PyroMark assay design 2.0 software (Qiagen) was used to design the assays. Target-specific primers designed with the software include a primer pair with site-specific biotinylation for target amplification and a pyrosequencing primer. Sample preparations started with 200 ng of DNA from three selected case–control pairs. Samples were first sodium bisulphite-treated with EZ DNA Methylation-Gold Kit (Zymo Research, Irvine, CA, USA, cat. No. D5006). Selected targets were then amplified by PyroMark PCR Kit (Qiagen, cat. No. 978703). A biotin-labelled template strand was then used for the pyrosequencing reaction with a specific primer using PyroMark Q24 system (Qiagen) with PyroMark Q24 Advanced CpG Reagents (Qiagen, cat. No. 970922).

Results

RRBS analysis of different cellular fractions identified methylation differences in children at risk for type 1 diabetes

When including all the longitudinal samples into the differential methylation analysis model, we discovered 225, 114 and 87 DMCs in the CD4+ T cell, CD8+ T cell and CD4CD8 cell fractions, respectively, at FDR <0.1 and absolute coverage-corrected mean methylation difference >0.1 (Fig. 2, Table 1, ESM Table 35).

Table 1 Top-ranked DMCs at FDR <0.0001 identified between cases and controls in all longitudinal samples

In the CD4+ T cells, the DMC located in the intergenic region between TRAF3 and RCOR1 was hypomethylated in cases. Furthermore, three highly significant DMCs were found at the promoters of protein-coding genes: RGPD8, FOXR1 and ARRDC2. A variant in ARRDC2 has been genetically associated with early-onset Crohn’s disease [27]. In CD8+ T cells, the most significant DMC was located in the intergenic region between the pseudogene LOC390705 and a non-coding RNA, LOC113002582. In the CD4CD8 cell fraction, highly significant differences in methylation were observed near protein-coding genes WDR7 and EXOC5 (Table 1).

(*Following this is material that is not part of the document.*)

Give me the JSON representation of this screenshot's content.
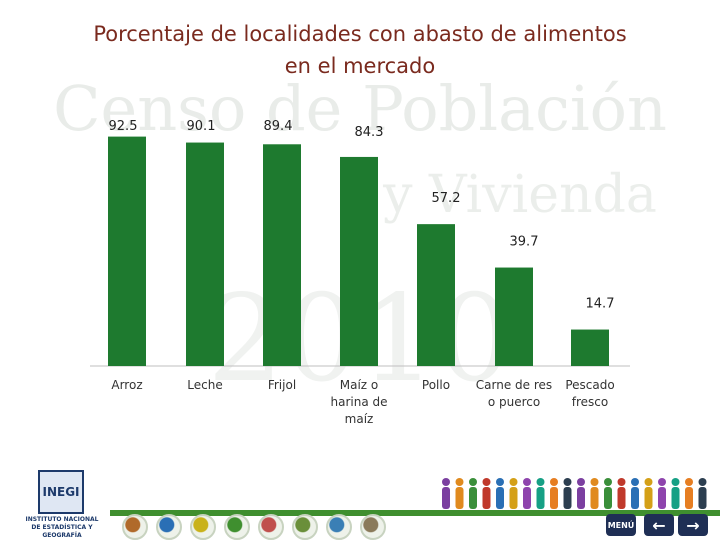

Further, to gain insights into biological functions of the genes near DMCs, we performed GO pathway enrichment analysis (Fisher’s exact test) on the sets of the nearest genes for each cell type. For CD8+ T cells, two GO terms were enriched: peptidyl-tyrosine phosphorylation (FDR = 0.035) and cell differentiation (FDR = 0.045). No GO terms were significantly enriched among the nearest genes for CD4+ T cells or CD4CD8 cell fractions.

Most of the DMRs were cell type-specific

Although a single CpG site might affect gene expression, often adjacent CpG sites may act together in gene expression regulation [28]. Such DMCs can be combined into a differentially methylated region (DMR). Therefore, we combined individual DMCs within 2 kb with consistent methylation patterns into DMRs. We identified 79, 56 and 45 DMRs between the cases and controls in the CD4+ T cell, CD8+ T cell and CD4CD8 cell fractions, respectively (Fig. 3a, ESM Table 68). While the majority of DMRs were cell type-specific, three DMRs near the FOXR1, RGPD8 and LOC100128946 (also known as LINC01310) genes were hypermethylated and one DMR near the LOC390705 pseudogene was hypomethylated in cases in all three cell fractions. These results suggest that differences in these three DMRs are conserved across cell types. It is also possible that DNA methylation at these DMRs regulates the expression of genes with a similar functional role in all three subsets.

Fig. 3
figure 3

DMRs. (a) Venn diagrams of the numbers of DMRs detected in different cell fractions. A DMR is considered to be found in two cell fractions if at least one DMC within the DMR is found in both cell fractions. Positive methylation difference means the DMR was hypermethylated in cases, compared with controls; negative means hypomethylated in cases, compared with controls. The figures were created with BioRender. (b) Distribution of DMRs in genomic regions in CD4+ T cells, CD8+ T cells and CD4CD8 cell fractions

DMRs were distributed across different genomic regions

We characterised DMRs with respect to genomic regions (Fig. 3b). In all three fractions, the majority of DMRs were located in intergenic regions (47% in CD4+ T cells, 39% in CD8+ T cells and 44% in the CD4CD8 cell fraction). Introns accounted for 25% and 29% in CD4+ and CD8+ T cells, respectively, whereas approximately 20% of all DMRs were located in promoters in both fractions. However, in contrast to CD4+ and CD8+ T cells, the number of DMRs in promoter regions in CD4CD8 cell fractions constituted up to 30%. In total, 9–11% of DMRs were located in exons in all three cell fractions.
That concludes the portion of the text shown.